02:19But, you know, I do think it's an interesting point that these products were functioning as sold.
02:24Maybe there was a misunderstanding when it comes to the end investor and how they were sold there.
02:29But do you think that this sort of dampens the enthusiasm from that cohort of investors, sort of the mass
02:36affluent and the individual investors?
02:38That's a good question.
02:38I don't think so.
02:39Private credit has been sold as a substitute for fixed income for the last five years.
02:44Fixed income is a liquid product.
02:46It pays you four or five percent, maybe six percent on a good day.
02:50That's what institutional investors have come to appreciate over the years and high net worth investors got into it.
02:56Private credit has been paying eight or nine percent.
02:59So what's happened is a lot of the fixed income investors and the high net worth shifted into private credit
03:05and they're not used to the fact they can't get out every quarter or every month like they couldn't fixed
03:09income.
03:10And it's interesting.
03:11I mean, you think about what sort of started that daisy chain of redemption requests that we saw over the
03:18past couple of weeks and months.
03:19A lot of that came back to software concerns about software exposure when it comes to a lot of these
03:26private credit securities.
03:27And I'm taking a look at your notes and you say that the A.I. risk is real, but it's
03:31being misdiagnosed.
03:33Explain to us what you mean by that.
03:34Yeah.
03:35A.I. risk is a real risk.
03:36I can tell you right now that I don't know what's going to happen in three years from now.
03:41A.I. and software makes up probably 30 percent of M&A today.
03:45So there's a lot of M&A loans that are being done for private equity firms, good quality, big private
03:51equity firms doing software deals.
03:53Software that's enterprise software that's embedded in operating systems, high switching costs, both operational, financial, high renewal rates are going
04:03to stay.
04:05Software, though, that is more commoditized where it can be developed easily and there's low switching costs.
04:13That's all at risk.
04:14And that's you're going to see those companies get hurt.
04:18And you've seen it in the market.
04:19Markets down 20, 30 percent on software.
04:22Everyone's trying to limit their exposure.
04:24The big misconception, it's not a credit risk.
04:27This is an equity risk.
04:28Yeah.
04:29People are missing the fact that private equity owns this risk.

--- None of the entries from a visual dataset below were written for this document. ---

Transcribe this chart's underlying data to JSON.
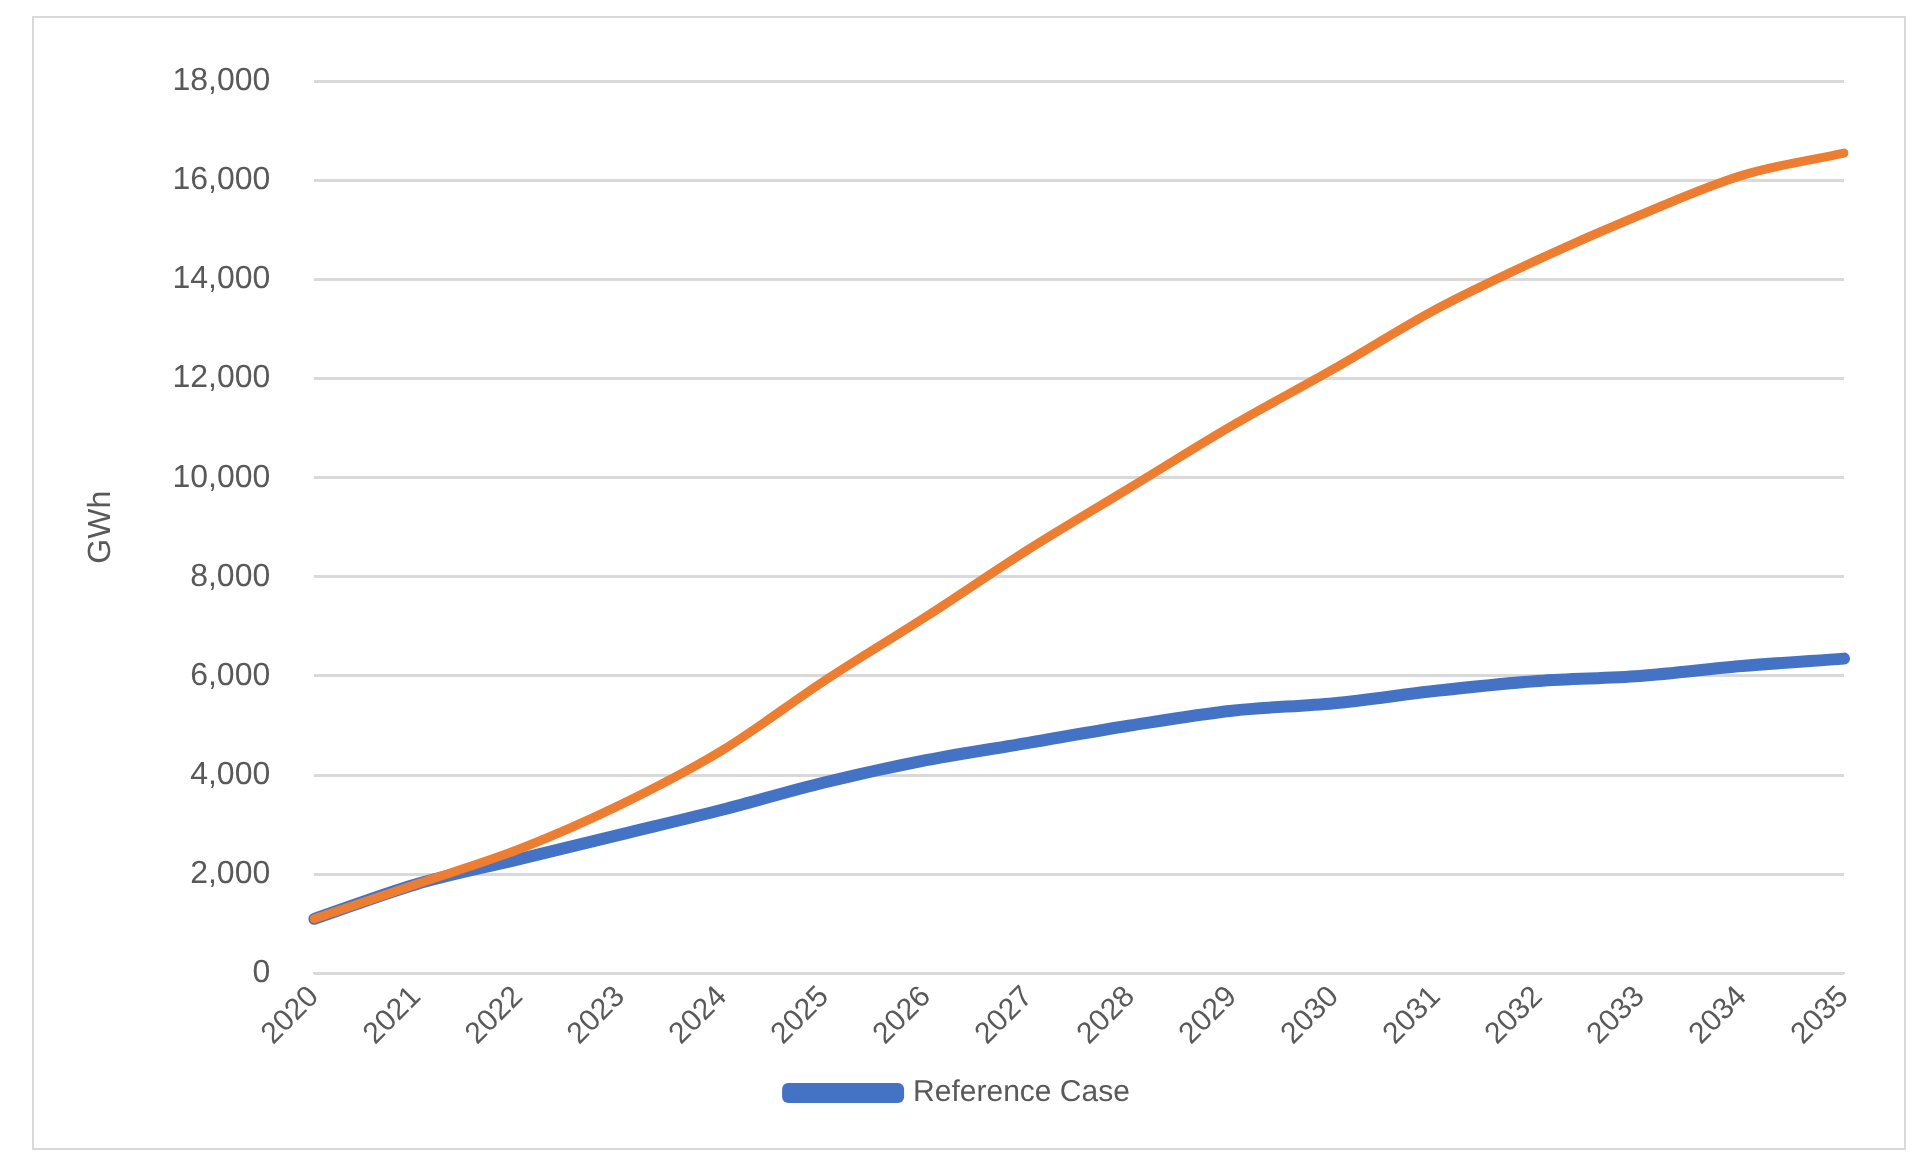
{
  "chart_data": {
    "type": "line",
    "ylabel": "GWh",
    "categories": [
      "2020",
      "2021",
      "2022",
      "2023",
      "2024",
      "2025",
      "2026",
      "2027",
      "2028",
      "2029",
      "2030",
      "2031",
      "2032",
      "2033",
      "2034",
      "2035"
    ],
    "series": [
      {
        "name": "Reference Case",
        "color": "#4472c4",
        "values": [
          1100,
          1800,
          2300,
          2800,
          3300,
          3850,
          4300,
          4650,
          5000,
          5300,
          5450,
          5700,
          5900,
          6000,
          6200,
          6350
        ]
      },
      {
        "color": "#ed7d31",
        "values": [
          1100,
          1800,
          2500,
          3400,
          4500,
          5900,
          7200,
          8550,
          9800,
          11050,
          12200,
          13400,
          14400,
          15300,
          16100,
          16550
        ]
      }
    ],
    "ylim": [
      0,
      18000
    ],
    "yticks": [
      0,
      {
        "value": 2000,
        "label": "2,000"
      },
      {
        "value": 4000,
        "label": "4,000"
      },
      {
        "value": 6000,
        "label": "6,000"
      },
      {
        "value": 8000,
        "label": "8,000"
      },
      {
        "value": 10000,
        "label": "10,000"
      },
      {
        "value": 12000,
        "label": "12,000"
      },
      {
        "value": 14000,
        "label": "14,000"
      },
      {
        "value": 16000,
        "label": "16,000"
      },
      {
        "value": 18000,
        "label": "18,000"
      }
    ],
    "grid": "y",
    "legend": "bottom",
    "marker": "none",
    "line_style": "solid"
  }
}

04:32We're 20 percent loan to value in our portfolio.
04:36It's private equity.
04:37It's got that 80 percent exposure.
04:39Well, I do want to talk a little bit more about your portfolio, particularly in light of the funding round
04:43that you closed earlier this year.
04:44Something like, you know, 2.8 billion from the LPs.

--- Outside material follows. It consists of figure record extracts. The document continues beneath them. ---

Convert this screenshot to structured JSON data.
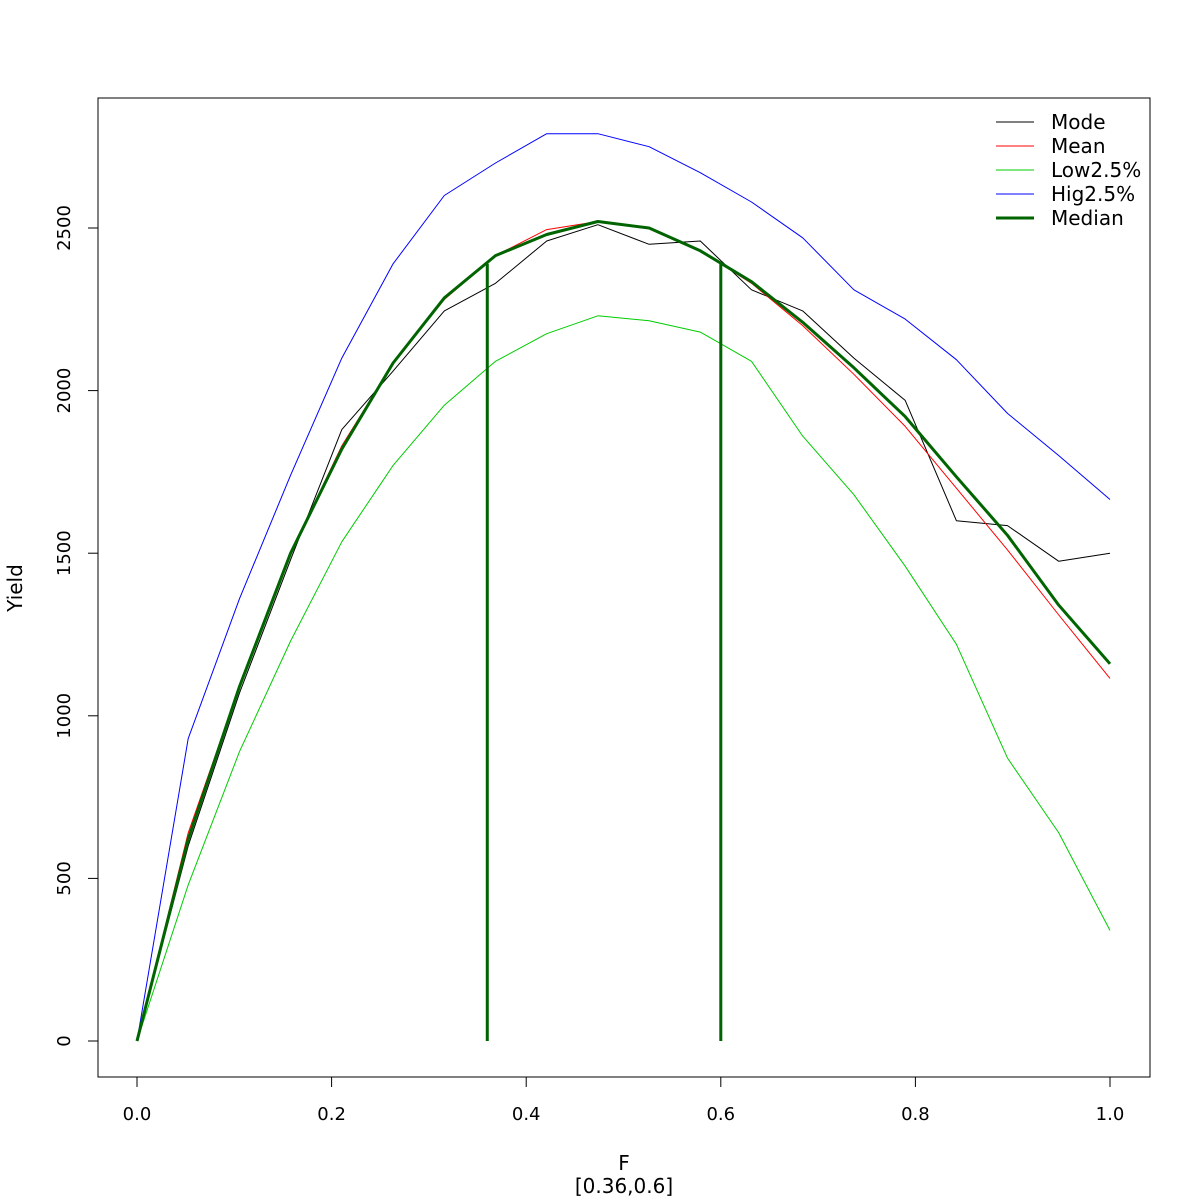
{
  "chart_data": {
    "type": "line",
    "title": "",
    "xlabel": "F",
    "subtitle": "[0.36,0.6]",
    "ylabel": "Yield",
    "xlim": [
      0.0,
      1.0
    ],
    "ylim": [
      0,
      2800
    ],
    "xticks": [
      0.0,
      0.2,
      0.4,
      0.6,
      0.8,
      1.0
    ],
    "xtick_labels": [
      "0.0",
      "0.2",
      "0.4",
      "0.6",
      "0.8",
      "1.0"
    ],
    "yticks": [
      0,
      500,
      1000,
      1500,
      2000,
      2500
    ],
    "ytick_labels": [
      "0",
      "500",
      "1000",
      "1500",
      "2000",
      "2500"
    ],
    "grid": false,
    "legend_position": "top-right",
    "x": [
      0.0,
      0.0526,
      0.1053,
      0.1579,
      0.2105,
      0.2632,
      0.3158,
      0.3684,
      0.4211,
      0.4737,
      0.5263,
      0.5789,
      0.6316,
      0.6842,
      0.7368,
      0.7895,
      0.8421,
      0.8947,
      0.9474,
      1.0
    ],
    "series": [
      {
        "name": "Mode",
        "color": "#000000",
        "width": "thin",
        "values": [
          0,
          600,
          1070,
          1480,
          1880,
          2060,
          2245,
          2330,
          2460,
          2510,
          2450,
          2460,
          2310,
          2245,
          2100,
          1970,
          1600,
          1585,
          1475,
          1500
        ]
      },
      {
        "name": "Mean",
        "color": "#ff0000",
        "width": "thin",
        "values": [
          0,
          640,
          1090,
          1500,
          1830,
          2085,
          2280,
          2415,
          2495,
          2520,
          2500,
          2430,
          2330,
          2200,
          2050,
          1890,
          1700,
          1510,
          1310,
          1115
        ]
      },
      {
        "name": "Low2.5%",
        "color": "#00cc00",
        "width": "thin",
        "values": [
          0,
          480,
          890,
          1230,
          1535,
          1770,
          1955,
          2090,
          2175,
          2230,
          2215,
          2180,
          2090,
          1860,
          1680,
          1460,
          1220,
          870,
          640,
          340
        ]
      },
      {
        "name": "Hig2.5%",
        "color": "#0000ff",
        "width": "thin",
        "values": [
          0,
          930,
          1360,
          1740,
          2100,
          2390,
          2600,
          2700,
          2790,
          2790,
          2750,
          2670,
          2580,
          2470,
          2310,
          2220,
          2095,
          1930,
          1800,
          1665
        ]
      },
      {
        "name": "Median",
        "color": "#006400",
        "width": "thick",
        "values": [
          0,
          620,
          1090,
          1500,
          1820,
          2085,
          2285,
          2415,
          2480,
          2520,
          2500,
          2430,
          2335,
          2210,
          2070,
          1920,
          1735,
          1555,
          1340,
          1160
        ]
      }
    ],
    "vlines": [
      {
        "x": 0.36,
        "y_from": 0,
        "y_to": 2390,
        "color": "#006400"
      },
      {
        "x": 0.6,
        "y_from": 0,
        "y_to": 2395,
        "color": "#006400"
      }
    ]
  }
}
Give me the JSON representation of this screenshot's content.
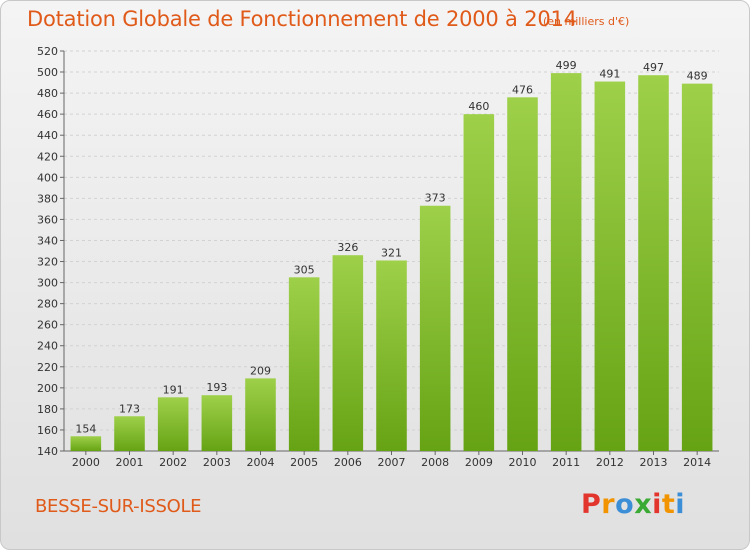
{
  "chart_data": {
    "type": "bar",
    "title": "Dotation Globale de Fonctionnement de 2000 à 2014",
    "subtitle": "(en milliers d'€)",
    "categories": [
      "2000",
      "2001",
      "2002",
      "2003",
      "2004",
      "2005",
      "2006",
      "2007",
      "2008",
      "2009",
      "2010",
      "2011",
      "2012",
      "2013",
      "2014"
    ],
    "values": [
      154,
      173,
      191,
      193,
      209,
      305,
      326,
      321,
      373,
      460,
      476,
      499,
      491,
      497,
      489
    ],
    "xlabel": "",
    "ylabel": "",
    "ylim": [
      140,
      520
    ],
    "yticks": [
      140,
      160,
      180,
      200,
      220,
      240,
      260,
      280,
      300,
      320,
      340,
      360,
      380,
      400,
      420,
      440,
      460,
      480,
      500,
      520
    ],
    "grid": true,
    "bar_color": "#7cbc2a"
  },
  "footer": {
    "place": "BESSE-SUR-ISSOLE",
    "logo_letters": [
      "P",
      "r",
      "o",
      "x",
      "i",
      "t",
      "i"
    ],
    "logo_colors": [
      "#e2352d",
      "#f29400",
      "#3c8ed6",
      "#3aaa35",
      "#e2352d",
      "#f29400",
      "#3c8ed6"
    ]
  }
}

04:47And I think with leverage and other things, you get that up to six billion dollars.
04:50Does that fit within your traditional strategy of sort of focusing in on the lower middle market?

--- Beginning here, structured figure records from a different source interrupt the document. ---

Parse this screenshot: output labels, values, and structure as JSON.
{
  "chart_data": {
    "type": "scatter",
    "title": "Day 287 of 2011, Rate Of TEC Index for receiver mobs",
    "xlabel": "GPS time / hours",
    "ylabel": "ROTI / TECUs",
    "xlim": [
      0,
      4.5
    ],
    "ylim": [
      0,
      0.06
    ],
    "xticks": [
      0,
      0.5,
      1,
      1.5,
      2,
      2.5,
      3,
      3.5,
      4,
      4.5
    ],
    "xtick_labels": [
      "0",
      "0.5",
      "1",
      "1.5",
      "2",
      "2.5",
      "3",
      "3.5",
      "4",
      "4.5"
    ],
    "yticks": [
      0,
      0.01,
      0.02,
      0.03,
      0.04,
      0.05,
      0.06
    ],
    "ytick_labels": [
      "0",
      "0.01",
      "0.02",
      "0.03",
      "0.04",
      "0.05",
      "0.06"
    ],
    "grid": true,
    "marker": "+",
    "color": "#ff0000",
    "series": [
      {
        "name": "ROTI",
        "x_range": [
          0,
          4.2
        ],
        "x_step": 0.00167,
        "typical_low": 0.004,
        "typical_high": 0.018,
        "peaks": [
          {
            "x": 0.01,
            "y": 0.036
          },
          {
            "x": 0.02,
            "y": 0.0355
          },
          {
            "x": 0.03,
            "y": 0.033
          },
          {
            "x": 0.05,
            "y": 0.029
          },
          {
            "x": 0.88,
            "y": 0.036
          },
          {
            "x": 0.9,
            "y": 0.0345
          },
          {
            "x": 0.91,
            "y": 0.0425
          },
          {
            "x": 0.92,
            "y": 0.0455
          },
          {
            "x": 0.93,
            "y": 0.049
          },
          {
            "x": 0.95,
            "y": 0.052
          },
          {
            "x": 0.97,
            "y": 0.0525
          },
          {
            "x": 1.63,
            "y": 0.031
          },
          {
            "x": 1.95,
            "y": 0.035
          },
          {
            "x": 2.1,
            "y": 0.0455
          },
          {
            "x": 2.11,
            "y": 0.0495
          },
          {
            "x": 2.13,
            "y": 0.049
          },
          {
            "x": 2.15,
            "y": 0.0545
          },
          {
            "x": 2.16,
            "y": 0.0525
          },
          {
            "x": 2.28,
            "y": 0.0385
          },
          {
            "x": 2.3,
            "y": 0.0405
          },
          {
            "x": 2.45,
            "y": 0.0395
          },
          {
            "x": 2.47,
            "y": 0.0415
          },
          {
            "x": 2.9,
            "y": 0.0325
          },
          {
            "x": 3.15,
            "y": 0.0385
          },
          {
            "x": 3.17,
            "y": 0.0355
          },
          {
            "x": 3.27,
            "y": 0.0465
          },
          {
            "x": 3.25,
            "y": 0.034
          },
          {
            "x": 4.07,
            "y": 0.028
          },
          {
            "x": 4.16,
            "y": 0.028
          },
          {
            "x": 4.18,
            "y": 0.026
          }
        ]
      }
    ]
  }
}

04:55Or are you looking to maybe expand your strategy over at Monroe?
04:58Exactly.
04:59Yeah.
04:59We're the largest player in the U.S. today in the lower middle market.
05:03We manage about 26 billion in assets.
05:06We've got 520 companies in our portfolio that are Main Street companies.
05:10We do 100 deals a year, 100 buyout transactions that we back private equity firms.
05:16And we put probably about 10 billion in the ground each year.
05:20So I'm in ground zero.
05:22I've got a bird's eye view of what's happening in the industry, which industries are growing, which are shrinking, where
05:28margins are expanding, where margins are contracting, what's happening with reimbursement rates and health care.
05:33I mean, today we love health care.
05:35Interesting.
05:36We love distribution.
05:37We love halo industries, heavy assets, low obsolescence.
05:41Right.
05:41We love software, but we love software in a box.
05:44Oh, okay.
05:45We love software in a box.
05:4795% renewal rates, heavily embedded in operating systems, very high switching costs.
05:53Those are good software companies.
05:55AI is going to make those companies better.
05:57We've seen our margins in software companies increase over the last year because of AI.